Dr. Glynis Ablon, an assistant professor at UCLA and owner of Ablon Skin Institute in Manhattan Beach, heard about Cox’s success and decided to carry out her own study. Three months into the process, she also saw positive outcomes. Specifically, she saw over 100 percent hair growth among some patients who were actually counting their hairs – for example, they would begin at 200 to 300, then see 400 to 600 after the three month period. The study included women and men from ages 20 to 70; there were no adverse events or side effects.
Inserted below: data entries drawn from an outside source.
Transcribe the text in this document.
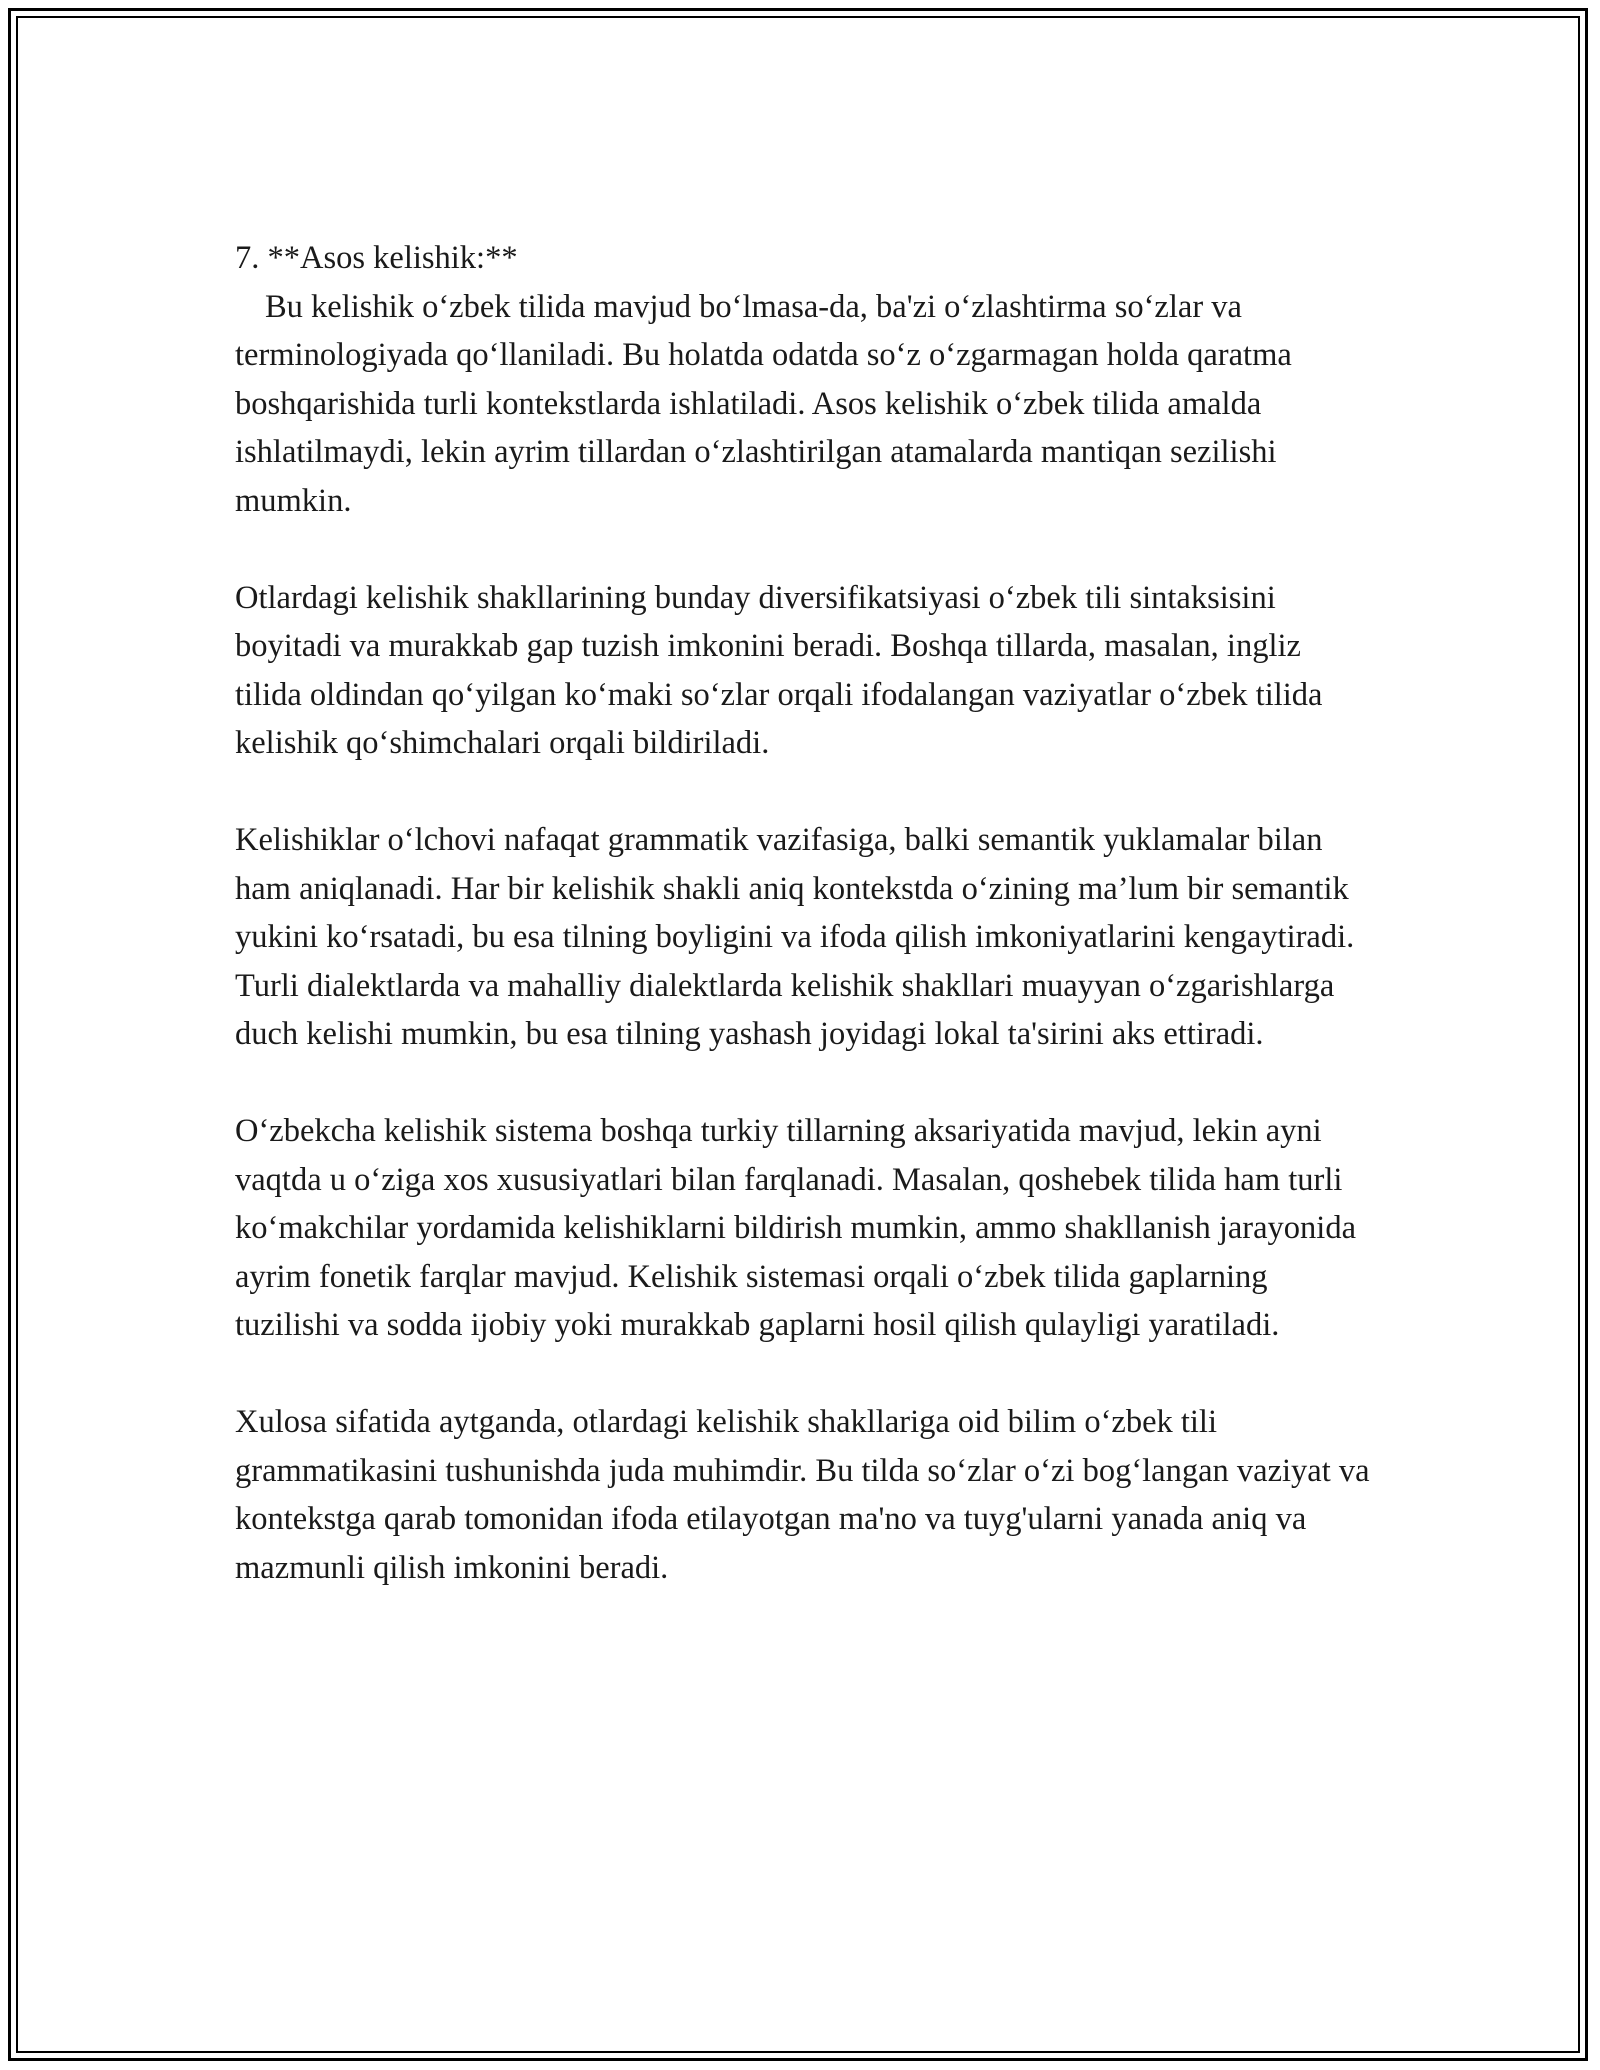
7. **Asos kelishik:**
Bu kelishik o‘zbek tilida mavjud bo‘lmasa-da, ba'zi o‘zlashtirma so‘zlar va terminologiyada qo‘llaniladi. Bu holatda odatda so‘z o‘zgarmagan holda qaratma boshqarishida turli kontekstlarda ishlatiladi. Asos kelishik o‘zbek tilida amalda ishlatilmaydi, lekin ayrim tillardan o‘zlashtirilgan atamalarda mantiqan sezilishi mumkin.

Otlardagi kelishik shakllarining bunday diversifikatsiyasi o‘zbek tili sintaksisini boyitadi va murakkab gap tuzish imkonini beradi. Boshqa tillarda, masalan, ingliz tilida oldindan qo‘yilgan ko‘maki so‘zlar orqali ifodalangan vaziyatlar o‘zbek tilida kelishik qo‘shimchalari orqali bildiriladi.

Kelishiklar o‘lchovi nafaqat grammatik vazifasiga, balki semantik yuklamalar bilan ham aniqlanadi. Har bir kelishik shakli aniq kontekstda o‘zining ma’lum bir semantik yukini ko‘rsatadi, bu esa tilning boyligini va ifoda qilish imkoniyatlarini kengaytiradi. Turli dialektlarda va mahalliy dialektlarda kelishik shakllari muayyan o‘zgarishlarga duch kelishi mumkin, bu esa tilning yashash joyidagi lokal ta'sirini aks ettiradi.

O‘zbekcha kelishik sistema boshqa turkiy tillarning aksariyatida mavjud, lekin ayni vaqtda u o‘ziga xos xususiyatlari bilan farqlanadi. Masalan, qoshebek tilida ham turli ko‘makchilar yordamida kelishiklarni bildirish mumkin, ammo shakllanish jarayonida ayrim fonetik farqlar mavjud. Kelishik sistemasi orqali o‘zbek tilida gaplarning tuzilishi va sodda ijobiy yoki murakkab gaplarni hosil qilish qulayligi yaratiladi.

Xulosa sifatida aytganda, otlardagi kelishik shakllariga oid bilim o‘zbek tili grammatikasini tushunishda juda muhimdir. Bu tilda so‘zlar o‘zi bog‘langan vaziyat va kontekstga qarab tomonidan ifoda etilayotgan ma'no va tuyg'ularni yanada aniq va mazmunli qilish imkonini beradi.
Viviscal has two varieties: a professional strength one only available via prescription, and an over-the-counter version.

 

◆Additional supplements – In a poll on WebMD, users rated lavender oil as a “possibly effective” treatment for baldness; this aligns with reports that say that the substance may help address patchy spots when mixed with oils from rosemary, thyme, and cedar wood. The users also indicated Atlantic Cedar showed potential.
Many other supplements have been mentioned in the media as possible solutions; they include biotin, ginseng, aloe vera, bergamot, gingko, hibiscus, and sophora. As of now, no conclusive evidence has been presented indicating that they help in any way.

 

While hair loss victims may be eager to go their nearest health food store and buy some of the options mentioned in the last few pages, it is a good idea to first consult with their doctor. Doing so can help the health professional keep an eye out for potential side effects, such as interactions with drugs the patient might be taking. In the actual purchase of supplements, customers should look out for a seal of approval from organizations such as NSF International and U.S. Pharmacopeia, which, while not guaranteeing safety, provide some assurance that the product contains what is on the label, does not have harmful levels of contaminants, and was properly manufactured.